Eine der merkwürdigsten akademischen Veranstaltungen, die ich je besuchte, drehte sich um das Thema Sex. Sie war von postmodernen Anthropologen organisiert, die glauben, die Realität bestünde aus Worten, und sei nicht von dem zu trennen, was wir einander erzählen. Ich gehörte zu der Handvoll Naturwissenschaftler bei der Konferenz, und per Definition vertrauen Naturwissenschaftler Fakten mehr als Worten. Es war abzusehen, dass dieses Treffen nicht gut verlaufen würde. Einen Höhepunkt erreichte die Versammlung, als einer der Postmodernen behauptete, wenn es einer menschlichen Sparache an einem Wort für „Ordgasmus“ mangele, könnten die Menschen, die diese Sprache sprächen, keinen sexuellen Höhepunkt erleben. Die Naturwissenschaftler waren sprachlos. Überall auf der Welt haben die Menschen dieselben Genitalien und dieselbe Physiologie, wie könnten also ihre Empfindungen radikal verschieden sein? Und was würde uns dies über andere Tiere lehren? Würde dies nicht implizieren, dass sie nichts empfinden? Die Vorstellung, dass sexuelle Lust eine linguistische Errungenschaft sei, regte uns so auf, dass wir uns kleine Zettel zuschoben mit gehässigen Fragen wie etwa: „Können Menschen ohne ein Wort für „Sauerstoff “ eigentlich atmen?

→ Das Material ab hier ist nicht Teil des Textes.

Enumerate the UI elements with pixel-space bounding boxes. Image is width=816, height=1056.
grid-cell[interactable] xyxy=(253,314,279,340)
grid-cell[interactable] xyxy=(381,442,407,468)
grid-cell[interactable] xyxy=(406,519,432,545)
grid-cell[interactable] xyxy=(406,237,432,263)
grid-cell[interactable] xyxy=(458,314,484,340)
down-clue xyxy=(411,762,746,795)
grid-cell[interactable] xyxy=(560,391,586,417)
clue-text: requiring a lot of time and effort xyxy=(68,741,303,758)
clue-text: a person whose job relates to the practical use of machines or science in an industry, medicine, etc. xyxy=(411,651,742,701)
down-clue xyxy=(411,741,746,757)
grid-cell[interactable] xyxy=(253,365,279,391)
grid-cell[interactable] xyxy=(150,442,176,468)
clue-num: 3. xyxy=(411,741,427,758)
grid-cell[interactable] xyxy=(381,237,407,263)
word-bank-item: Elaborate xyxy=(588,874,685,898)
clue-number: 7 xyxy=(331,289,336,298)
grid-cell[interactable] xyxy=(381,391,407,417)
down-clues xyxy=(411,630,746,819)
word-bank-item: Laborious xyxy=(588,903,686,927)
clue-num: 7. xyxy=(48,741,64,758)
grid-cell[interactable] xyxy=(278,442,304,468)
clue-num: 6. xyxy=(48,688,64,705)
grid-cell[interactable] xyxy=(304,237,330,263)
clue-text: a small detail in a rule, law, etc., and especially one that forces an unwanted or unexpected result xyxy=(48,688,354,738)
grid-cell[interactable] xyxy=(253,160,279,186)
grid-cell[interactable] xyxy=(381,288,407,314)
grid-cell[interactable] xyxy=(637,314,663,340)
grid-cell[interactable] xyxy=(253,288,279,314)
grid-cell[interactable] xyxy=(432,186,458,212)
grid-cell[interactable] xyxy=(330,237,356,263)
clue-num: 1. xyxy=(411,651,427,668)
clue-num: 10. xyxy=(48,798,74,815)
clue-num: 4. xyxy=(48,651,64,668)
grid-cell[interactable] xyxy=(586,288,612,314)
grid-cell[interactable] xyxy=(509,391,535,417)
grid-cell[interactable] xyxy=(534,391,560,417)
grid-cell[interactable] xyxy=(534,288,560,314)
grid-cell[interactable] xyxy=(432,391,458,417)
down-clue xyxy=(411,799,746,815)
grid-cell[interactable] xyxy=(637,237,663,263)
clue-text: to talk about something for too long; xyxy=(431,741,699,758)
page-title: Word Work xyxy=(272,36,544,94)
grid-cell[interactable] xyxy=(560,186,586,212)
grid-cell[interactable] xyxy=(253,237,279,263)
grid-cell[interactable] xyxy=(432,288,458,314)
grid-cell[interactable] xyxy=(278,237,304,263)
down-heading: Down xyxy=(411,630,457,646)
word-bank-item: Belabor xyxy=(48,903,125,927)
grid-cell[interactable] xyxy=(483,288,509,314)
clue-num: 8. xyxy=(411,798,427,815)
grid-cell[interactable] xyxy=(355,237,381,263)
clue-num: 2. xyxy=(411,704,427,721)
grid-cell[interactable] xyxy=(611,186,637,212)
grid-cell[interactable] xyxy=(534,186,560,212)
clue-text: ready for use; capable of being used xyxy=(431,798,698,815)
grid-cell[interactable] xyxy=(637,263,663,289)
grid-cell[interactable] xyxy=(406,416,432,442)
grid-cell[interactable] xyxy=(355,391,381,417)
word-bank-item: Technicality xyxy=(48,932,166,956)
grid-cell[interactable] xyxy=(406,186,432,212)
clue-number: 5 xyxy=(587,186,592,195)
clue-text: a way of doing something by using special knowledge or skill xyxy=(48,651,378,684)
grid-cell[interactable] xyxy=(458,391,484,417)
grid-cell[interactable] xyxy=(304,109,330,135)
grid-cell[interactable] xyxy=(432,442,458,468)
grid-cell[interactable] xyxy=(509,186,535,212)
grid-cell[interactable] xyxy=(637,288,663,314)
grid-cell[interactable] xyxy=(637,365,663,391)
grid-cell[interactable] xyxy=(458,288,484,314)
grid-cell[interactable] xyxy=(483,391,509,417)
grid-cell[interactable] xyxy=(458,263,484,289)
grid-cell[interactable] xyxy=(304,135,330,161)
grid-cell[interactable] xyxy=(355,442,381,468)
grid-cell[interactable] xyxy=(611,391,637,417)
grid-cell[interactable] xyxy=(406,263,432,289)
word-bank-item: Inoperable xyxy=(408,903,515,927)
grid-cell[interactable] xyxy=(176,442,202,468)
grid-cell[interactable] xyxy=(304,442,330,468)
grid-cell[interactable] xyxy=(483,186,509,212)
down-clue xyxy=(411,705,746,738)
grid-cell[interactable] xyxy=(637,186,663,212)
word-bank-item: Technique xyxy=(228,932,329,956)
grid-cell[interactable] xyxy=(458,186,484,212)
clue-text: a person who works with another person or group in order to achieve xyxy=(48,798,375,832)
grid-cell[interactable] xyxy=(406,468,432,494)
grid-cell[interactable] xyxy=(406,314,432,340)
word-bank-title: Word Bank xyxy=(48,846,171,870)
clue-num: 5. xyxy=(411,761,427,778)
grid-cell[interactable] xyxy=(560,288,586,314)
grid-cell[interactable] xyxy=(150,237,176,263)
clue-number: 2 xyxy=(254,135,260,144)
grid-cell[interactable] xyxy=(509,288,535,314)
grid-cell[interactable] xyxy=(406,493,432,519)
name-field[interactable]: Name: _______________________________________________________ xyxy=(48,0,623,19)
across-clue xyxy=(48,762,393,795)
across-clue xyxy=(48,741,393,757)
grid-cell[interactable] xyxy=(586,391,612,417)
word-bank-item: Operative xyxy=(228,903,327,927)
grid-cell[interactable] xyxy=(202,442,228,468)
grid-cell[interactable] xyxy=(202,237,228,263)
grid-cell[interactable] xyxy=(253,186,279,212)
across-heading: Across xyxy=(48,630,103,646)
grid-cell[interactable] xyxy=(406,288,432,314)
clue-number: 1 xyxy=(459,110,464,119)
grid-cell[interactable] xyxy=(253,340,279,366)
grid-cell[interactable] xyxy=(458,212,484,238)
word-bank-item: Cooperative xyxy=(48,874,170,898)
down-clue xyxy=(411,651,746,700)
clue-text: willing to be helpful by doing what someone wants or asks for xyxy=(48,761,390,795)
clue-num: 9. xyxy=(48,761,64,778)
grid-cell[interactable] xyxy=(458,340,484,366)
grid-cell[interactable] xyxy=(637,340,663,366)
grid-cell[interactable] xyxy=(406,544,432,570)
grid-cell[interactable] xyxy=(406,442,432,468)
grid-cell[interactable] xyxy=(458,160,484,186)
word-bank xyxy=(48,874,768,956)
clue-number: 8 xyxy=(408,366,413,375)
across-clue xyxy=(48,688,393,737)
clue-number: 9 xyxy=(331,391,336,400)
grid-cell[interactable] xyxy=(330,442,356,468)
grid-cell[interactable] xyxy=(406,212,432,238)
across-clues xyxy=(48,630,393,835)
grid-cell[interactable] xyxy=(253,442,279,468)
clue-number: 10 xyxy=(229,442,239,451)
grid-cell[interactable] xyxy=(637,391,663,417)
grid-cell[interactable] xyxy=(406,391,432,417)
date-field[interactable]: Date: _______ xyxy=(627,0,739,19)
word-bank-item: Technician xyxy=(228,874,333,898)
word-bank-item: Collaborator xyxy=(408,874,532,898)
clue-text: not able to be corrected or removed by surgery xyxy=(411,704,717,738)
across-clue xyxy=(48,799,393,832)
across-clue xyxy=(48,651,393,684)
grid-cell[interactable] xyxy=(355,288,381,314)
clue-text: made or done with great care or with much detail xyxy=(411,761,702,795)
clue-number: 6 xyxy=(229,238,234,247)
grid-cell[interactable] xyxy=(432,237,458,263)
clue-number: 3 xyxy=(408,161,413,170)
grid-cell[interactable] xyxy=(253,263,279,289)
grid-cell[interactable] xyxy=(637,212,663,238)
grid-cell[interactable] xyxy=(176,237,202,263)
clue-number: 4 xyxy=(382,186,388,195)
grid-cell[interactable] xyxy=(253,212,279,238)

Und mit dieser Kritik hat er denke ich vollkommen recht. Der Gedanke, dass Sprache allein die Realtität ändert und Fakten schafft, dass die Biologie lediglich der Sprache folgt und Diskurse alles bestimmen, ist aus meiner Sicht so abstrus, dass es erstaunlich ist, dass diese Gedankenrichtungen so viele Anhänger um sich scharen können.

Es liegt denke ich daran, dass die Grundlagen zu wenig hinterfragt werdenund zu schnell bei den Gegenmeinungen auf eine Strohmannbiologie abgestellt wird, die man dann damit entkräften kann. Und natürlich sind im Geschlechterverhältnis die biologischen Unterschiede etwas schwerer zu erkennen als bei der Frage, ob ein Mensch, der kein Wort für Sauerstoff hat, atmen kann. Andererseits ist das Wissen in den Grundlagen auch nicht so kompliziert, dass man es, wenn man sich für das Thema „Geschlechtsunterschiede – wodurch entstehen sie?“ sich nicht kurz in den Grundlagen anlesen kann.

Dass der Diskurs keine Fakten hervorbringt oder ändert, sondern allenfalls die Wahrnehmung dieser verschiebt, hatte ich ja bereits in meiner Besprechung von „Making Sex revisited“ dargestellt. Der Poststrukturalismus wertet die Sprache hier zu sehr auf.

Die Menschenaffen sind auch ein Gegenargument, zu dem es bisher an postmoderner Erwiderung fehlt. Sie haben Geschlechterrollen je nach Art, sie haben Hierarchien und Strukturen, sie haben zB bei den Schimpansen Kriege, Machtspiele, Intrigen, Mord und Vergewaltigung ohne eine Sprache zu haben. Sie haben auch sehr eigene Rollen je nach ihrere Biologie, ein Schimpanse ist kein Gorilla und ein Bonobo verhält sich anders als ein Schimpanse. Aber das menschenähnliche ihres Verhaltens und der Umstand, dass sie zu einem komplexen Denken in der Lage sind zeigt auch ihre Nähe zu uns.

Haben Schimpansen eine hegemoniale Männlichkeit oder eine Phallokratie, die ihre Geschlechterrollen stützt? Wie bauen Tiere überhaupt ihre Geschlechterrollen aus und warum soll dieser Mechanismus bei Menschen nicht mehr wirken und keine Spuren hinterlassen haben? Wir befinden uns mit unseren Geschlechterrollen so ziemlich genau dort, wo ein Biologe uns aufgrund unser biologischen Begebenheiten erwarten würde und stellen insofern keine Überraschung da, wir fügen uns vielmehr sehr gut in die Gruppe der Primaten ein. Aber bei uns besteht keinerlei biologischer Hintergrund, auch wenn die Kultur ziemlich genau das imitiert, was man von eienr Biologie erwarten würde.

Wie schon bei den Attraktivitätsmerkmalen angemerkt kann eine Theorie, die auf die Kultur abstellt die folgenden zwei Fragen nicht beantworten:

  • Warum finden wir bestimmte Verhaltensweisen bei den Primaten, die stark den menschlichen ähneln ohne den gleichen Kulturüberbau zu haben?
  • Wie erklären sich, wenn man auf die Tiere biologische Prinzipien anwendet, auf den Menschen aber rein kulturelle, die evolutionären Übergänge, also wann und wie hörte die Biologie auf zu wirken?